Meet Eli Tacker, the owner of one of the first Civic Type R in the Tennessee area. Eli is a long time Honda fanatic, owning countless different chassis & engine combinations. He is one of the many Honda guys that has been crying out for the CTR to make an appearance in North America, and the second they announced the release officially, he contacted the dealership and put his name on the list. Eli ended up with #0730.

Disclaimer: The car was still being broken in during this shoot, so we do not have a performance review until we meet back up with Eli and hit the mountains.

In pictures prior to this shoot, we were not overly impressed with the lines and styling of the CTR, but in person the body lines are gorgeous. You can clearly see where and why Honda made every small decision.

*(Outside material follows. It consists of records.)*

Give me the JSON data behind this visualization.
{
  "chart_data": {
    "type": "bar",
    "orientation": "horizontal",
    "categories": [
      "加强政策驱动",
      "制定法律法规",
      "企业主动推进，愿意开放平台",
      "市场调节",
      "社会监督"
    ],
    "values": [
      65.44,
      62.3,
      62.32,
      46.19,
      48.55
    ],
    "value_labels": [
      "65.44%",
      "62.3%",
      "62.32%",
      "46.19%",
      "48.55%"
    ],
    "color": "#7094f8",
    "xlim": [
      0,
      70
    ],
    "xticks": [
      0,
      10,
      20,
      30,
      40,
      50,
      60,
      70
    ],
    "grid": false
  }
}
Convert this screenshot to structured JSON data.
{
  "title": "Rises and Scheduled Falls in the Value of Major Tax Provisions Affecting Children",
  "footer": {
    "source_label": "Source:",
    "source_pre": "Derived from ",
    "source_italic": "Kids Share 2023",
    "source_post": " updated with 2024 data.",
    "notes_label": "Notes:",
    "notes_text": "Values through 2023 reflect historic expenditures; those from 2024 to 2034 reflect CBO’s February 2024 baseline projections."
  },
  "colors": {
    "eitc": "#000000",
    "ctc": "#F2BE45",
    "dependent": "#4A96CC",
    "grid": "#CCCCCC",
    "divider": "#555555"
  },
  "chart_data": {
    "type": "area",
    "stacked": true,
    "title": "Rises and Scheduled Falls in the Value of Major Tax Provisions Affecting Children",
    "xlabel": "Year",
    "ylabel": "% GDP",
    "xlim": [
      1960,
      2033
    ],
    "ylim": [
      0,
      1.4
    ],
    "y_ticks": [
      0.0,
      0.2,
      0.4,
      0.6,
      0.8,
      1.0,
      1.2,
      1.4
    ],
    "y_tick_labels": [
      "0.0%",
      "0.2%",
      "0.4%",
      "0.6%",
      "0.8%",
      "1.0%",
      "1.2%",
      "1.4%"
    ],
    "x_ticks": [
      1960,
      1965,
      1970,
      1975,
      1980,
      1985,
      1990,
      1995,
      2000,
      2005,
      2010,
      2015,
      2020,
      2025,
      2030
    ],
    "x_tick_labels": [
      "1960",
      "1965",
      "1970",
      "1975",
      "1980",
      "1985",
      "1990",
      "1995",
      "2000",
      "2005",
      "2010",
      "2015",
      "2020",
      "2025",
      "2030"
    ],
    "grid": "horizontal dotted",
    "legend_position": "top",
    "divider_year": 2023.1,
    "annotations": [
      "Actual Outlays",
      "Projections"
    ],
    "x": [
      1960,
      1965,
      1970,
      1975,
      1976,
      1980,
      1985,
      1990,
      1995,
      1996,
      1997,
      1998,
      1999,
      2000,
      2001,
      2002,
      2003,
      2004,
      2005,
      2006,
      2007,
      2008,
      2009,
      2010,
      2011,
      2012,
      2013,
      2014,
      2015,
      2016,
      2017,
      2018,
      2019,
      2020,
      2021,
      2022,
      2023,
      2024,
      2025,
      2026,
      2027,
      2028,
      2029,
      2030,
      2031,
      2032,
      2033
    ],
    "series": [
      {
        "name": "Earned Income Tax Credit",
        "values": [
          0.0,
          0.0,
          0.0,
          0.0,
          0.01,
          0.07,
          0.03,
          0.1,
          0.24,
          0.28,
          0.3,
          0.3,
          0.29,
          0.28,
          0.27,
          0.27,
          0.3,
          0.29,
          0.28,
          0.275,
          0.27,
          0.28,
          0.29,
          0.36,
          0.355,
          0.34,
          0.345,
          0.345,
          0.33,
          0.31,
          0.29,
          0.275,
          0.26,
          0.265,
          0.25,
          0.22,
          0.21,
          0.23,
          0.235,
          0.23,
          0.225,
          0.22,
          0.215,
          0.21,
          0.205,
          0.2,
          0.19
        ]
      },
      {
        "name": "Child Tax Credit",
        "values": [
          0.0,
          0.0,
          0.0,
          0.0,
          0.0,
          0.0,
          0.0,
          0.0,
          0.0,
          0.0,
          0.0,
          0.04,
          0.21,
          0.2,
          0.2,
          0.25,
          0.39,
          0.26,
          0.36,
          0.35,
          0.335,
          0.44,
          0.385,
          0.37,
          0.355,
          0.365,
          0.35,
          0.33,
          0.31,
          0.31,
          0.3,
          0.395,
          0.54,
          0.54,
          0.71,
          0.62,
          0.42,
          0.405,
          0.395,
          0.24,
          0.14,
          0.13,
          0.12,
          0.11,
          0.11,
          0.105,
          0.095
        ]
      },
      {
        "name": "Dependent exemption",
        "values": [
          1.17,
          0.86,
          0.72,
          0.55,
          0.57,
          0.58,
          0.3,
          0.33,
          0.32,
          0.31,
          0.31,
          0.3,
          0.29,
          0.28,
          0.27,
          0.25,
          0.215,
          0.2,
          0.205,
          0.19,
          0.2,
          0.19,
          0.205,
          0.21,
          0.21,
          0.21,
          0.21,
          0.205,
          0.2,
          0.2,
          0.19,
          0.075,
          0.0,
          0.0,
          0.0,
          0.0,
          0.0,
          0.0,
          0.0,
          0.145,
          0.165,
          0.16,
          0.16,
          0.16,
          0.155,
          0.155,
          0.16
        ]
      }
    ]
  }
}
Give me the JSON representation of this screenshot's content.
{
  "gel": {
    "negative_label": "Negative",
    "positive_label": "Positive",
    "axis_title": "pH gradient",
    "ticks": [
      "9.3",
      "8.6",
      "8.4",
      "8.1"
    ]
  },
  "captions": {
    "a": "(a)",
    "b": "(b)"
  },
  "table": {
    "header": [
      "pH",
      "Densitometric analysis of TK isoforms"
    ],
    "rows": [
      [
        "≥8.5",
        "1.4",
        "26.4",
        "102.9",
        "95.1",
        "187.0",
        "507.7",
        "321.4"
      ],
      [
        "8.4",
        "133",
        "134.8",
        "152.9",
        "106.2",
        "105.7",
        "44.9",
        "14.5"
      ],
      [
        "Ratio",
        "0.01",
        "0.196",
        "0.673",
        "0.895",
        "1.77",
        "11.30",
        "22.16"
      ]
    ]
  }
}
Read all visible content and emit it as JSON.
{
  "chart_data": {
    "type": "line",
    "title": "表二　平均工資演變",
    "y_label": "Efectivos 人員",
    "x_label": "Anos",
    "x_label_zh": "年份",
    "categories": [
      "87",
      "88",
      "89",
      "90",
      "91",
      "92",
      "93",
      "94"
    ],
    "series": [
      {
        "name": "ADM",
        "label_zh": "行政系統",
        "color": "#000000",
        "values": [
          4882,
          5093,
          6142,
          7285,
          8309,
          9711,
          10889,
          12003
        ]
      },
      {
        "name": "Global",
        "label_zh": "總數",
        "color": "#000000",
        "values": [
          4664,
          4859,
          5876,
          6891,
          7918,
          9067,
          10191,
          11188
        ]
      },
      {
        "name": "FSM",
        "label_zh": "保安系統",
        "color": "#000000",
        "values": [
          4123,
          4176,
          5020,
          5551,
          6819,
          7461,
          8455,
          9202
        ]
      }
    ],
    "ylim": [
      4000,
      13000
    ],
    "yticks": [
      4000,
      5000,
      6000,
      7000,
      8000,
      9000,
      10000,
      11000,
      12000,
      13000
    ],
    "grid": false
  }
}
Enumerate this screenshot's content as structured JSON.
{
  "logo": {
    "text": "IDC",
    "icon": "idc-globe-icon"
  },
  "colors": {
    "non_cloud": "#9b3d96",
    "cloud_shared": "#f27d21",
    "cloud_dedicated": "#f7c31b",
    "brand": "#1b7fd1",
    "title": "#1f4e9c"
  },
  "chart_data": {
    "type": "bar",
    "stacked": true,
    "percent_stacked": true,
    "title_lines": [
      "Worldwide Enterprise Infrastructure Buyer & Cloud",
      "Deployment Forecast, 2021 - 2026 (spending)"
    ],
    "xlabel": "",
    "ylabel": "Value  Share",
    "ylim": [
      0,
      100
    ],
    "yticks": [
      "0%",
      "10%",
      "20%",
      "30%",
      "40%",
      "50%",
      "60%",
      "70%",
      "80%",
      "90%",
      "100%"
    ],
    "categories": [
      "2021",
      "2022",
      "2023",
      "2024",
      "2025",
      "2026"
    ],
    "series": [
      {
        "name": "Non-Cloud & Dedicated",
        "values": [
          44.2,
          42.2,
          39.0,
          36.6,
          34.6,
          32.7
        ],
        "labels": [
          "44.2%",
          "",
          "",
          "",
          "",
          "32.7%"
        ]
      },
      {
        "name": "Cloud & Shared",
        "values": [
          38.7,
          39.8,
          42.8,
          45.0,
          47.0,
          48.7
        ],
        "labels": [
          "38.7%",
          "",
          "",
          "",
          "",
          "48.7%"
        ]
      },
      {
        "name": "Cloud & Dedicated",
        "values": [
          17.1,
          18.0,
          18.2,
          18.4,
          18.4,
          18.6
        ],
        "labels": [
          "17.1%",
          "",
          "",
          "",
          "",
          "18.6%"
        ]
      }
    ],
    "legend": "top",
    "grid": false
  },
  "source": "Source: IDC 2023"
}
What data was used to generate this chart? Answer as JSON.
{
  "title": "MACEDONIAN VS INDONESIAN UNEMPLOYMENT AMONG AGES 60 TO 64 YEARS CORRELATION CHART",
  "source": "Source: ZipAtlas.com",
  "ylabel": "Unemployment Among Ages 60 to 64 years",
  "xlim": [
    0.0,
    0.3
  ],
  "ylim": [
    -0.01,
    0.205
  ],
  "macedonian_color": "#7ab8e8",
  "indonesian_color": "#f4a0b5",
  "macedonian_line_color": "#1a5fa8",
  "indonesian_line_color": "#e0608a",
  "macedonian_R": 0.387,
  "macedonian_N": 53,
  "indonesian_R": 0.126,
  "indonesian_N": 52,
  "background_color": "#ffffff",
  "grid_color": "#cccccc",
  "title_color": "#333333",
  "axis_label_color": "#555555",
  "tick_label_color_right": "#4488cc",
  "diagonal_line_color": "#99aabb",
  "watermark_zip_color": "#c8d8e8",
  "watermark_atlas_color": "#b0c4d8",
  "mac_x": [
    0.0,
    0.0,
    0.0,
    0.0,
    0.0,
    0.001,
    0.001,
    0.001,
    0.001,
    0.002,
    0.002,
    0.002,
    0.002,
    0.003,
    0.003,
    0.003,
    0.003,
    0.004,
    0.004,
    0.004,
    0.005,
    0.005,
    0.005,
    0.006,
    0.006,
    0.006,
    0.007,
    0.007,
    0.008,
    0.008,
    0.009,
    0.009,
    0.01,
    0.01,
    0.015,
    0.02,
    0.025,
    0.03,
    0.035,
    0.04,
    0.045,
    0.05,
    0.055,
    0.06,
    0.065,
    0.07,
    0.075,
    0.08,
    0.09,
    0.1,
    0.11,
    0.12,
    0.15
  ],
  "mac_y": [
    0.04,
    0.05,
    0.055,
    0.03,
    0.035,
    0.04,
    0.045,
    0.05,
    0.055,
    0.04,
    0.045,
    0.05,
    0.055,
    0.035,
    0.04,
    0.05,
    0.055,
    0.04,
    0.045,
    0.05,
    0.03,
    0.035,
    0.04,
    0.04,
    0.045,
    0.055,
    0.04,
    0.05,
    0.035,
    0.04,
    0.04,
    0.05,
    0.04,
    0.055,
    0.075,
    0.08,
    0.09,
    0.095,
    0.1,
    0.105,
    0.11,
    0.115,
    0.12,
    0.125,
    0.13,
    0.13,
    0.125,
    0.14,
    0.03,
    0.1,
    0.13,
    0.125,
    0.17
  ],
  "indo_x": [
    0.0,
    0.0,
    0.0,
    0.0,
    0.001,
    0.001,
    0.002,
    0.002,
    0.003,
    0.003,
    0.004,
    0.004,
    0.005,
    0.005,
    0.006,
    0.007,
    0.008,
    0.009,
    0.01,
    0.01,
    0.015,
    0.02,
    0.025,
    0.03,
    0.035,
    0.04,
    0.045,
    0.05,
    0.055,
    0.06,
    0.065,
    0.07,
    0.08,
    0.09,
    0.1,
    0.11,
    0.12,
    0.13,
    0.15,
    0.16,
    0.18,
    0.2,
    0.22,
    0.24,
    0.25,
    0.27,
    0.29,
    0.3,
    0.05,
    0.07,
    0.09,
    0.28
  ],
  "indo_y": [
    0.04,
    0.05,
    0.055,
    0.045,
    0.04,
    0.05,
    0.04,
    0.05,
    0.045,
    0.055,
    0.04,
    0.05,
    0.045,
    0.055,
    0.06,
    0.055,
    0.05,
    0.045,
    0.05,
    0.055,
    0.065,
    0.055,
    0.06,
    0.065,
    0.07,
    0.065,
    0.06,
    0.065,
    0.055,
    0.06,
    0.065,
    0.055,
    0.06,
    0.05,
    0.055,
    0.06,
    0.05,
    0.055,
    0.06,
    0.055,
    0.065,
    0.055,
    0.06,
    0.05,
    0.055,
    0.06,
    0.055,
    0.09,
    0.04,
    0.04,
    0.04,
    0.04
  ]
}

This car is big, parked next to Chris' 07 STI, this looked like a monster. The CTR's wheelbase is TWO INCHES longer than the 17 Subaru STI. That is a big boy. However, the car only weighs in at 3117 lb.

The front aerodynamics are where you see Honda's overengineering at work. Each vent & opening has a very useful and specific purpose. On the sides of the bumper you have ducts for the brakes, the center grill is aimed to flow air directly to the front mount intercooler, the bumper even has a little opening for the horn to make more noise, while minimizing drag.

The LED headlights are mean looking, but when driving in front of it, you really don't get the 'omg thats a sports car coming up on me' vibe whatsoever. 

The hood scoop is functional even though the car is not setup as TMIC. There is a heatsink inside the hood that helps diffuse heat from the engine bay down to the wheel wells. We will test engine bay temps at a later date to see how much of a difference it really makes. FOR SCIENCE!

The rear aero is streamlined and well thought out just as the front was. With vents to allow to escape the rear wheel wells, a rear diffuser to allow the flat underbody to spit out air efficiently, and a well balanced center exit exhaust. 

The rear hatch is huge when opened, but man the trunk area could hold 3 years worth of groceries (or a set of wheels for the track.)

The interior, however, is where you see cut corners. Faux Carbon everywhere. But it all ties in together, I just really wish they had given the car real carbon fiber as well as Recaros. The seats do hold average size men relatively snug and the pedals are arranged very well for driving spiritedly.

The gearbox feels like Honda magic as usual, Honda definitely didn't skimp on the performance side of this car.

The engine bay is arranged very well with the turbo right up top in the front and plenty of room behind the engine for a supercharger (I mean what?). Upgrading components such as intercooler piping, intake, downpipe/etc should be a breeze with how much hand room Honda left. And finally, the windshield cowl doesn't eat up 99% of the engine bay. This are simple and easy to work on. Two thumbs up to Honda on this one.

In the end, this car seems extremely well thought out and fun. Eli has since finished his break in procedure and switched over to R+ mode. He has not been disappointed by the power, handling and really feels the car deserves to rock the red 'H'.

The ride feels similar to his 15 Civic Si with Eibach Pro Plus Kit, while dishing out much faster cornering capabilities with its Dual Axis Suspension.

We will be back soon with more on this chassis.

Eli's shirt really isn't a joke. He's owned a 93 Integra LS, 95 Civic EX Coupe (B16B), and 15 Civic Si before finally sitting in his dream Honda.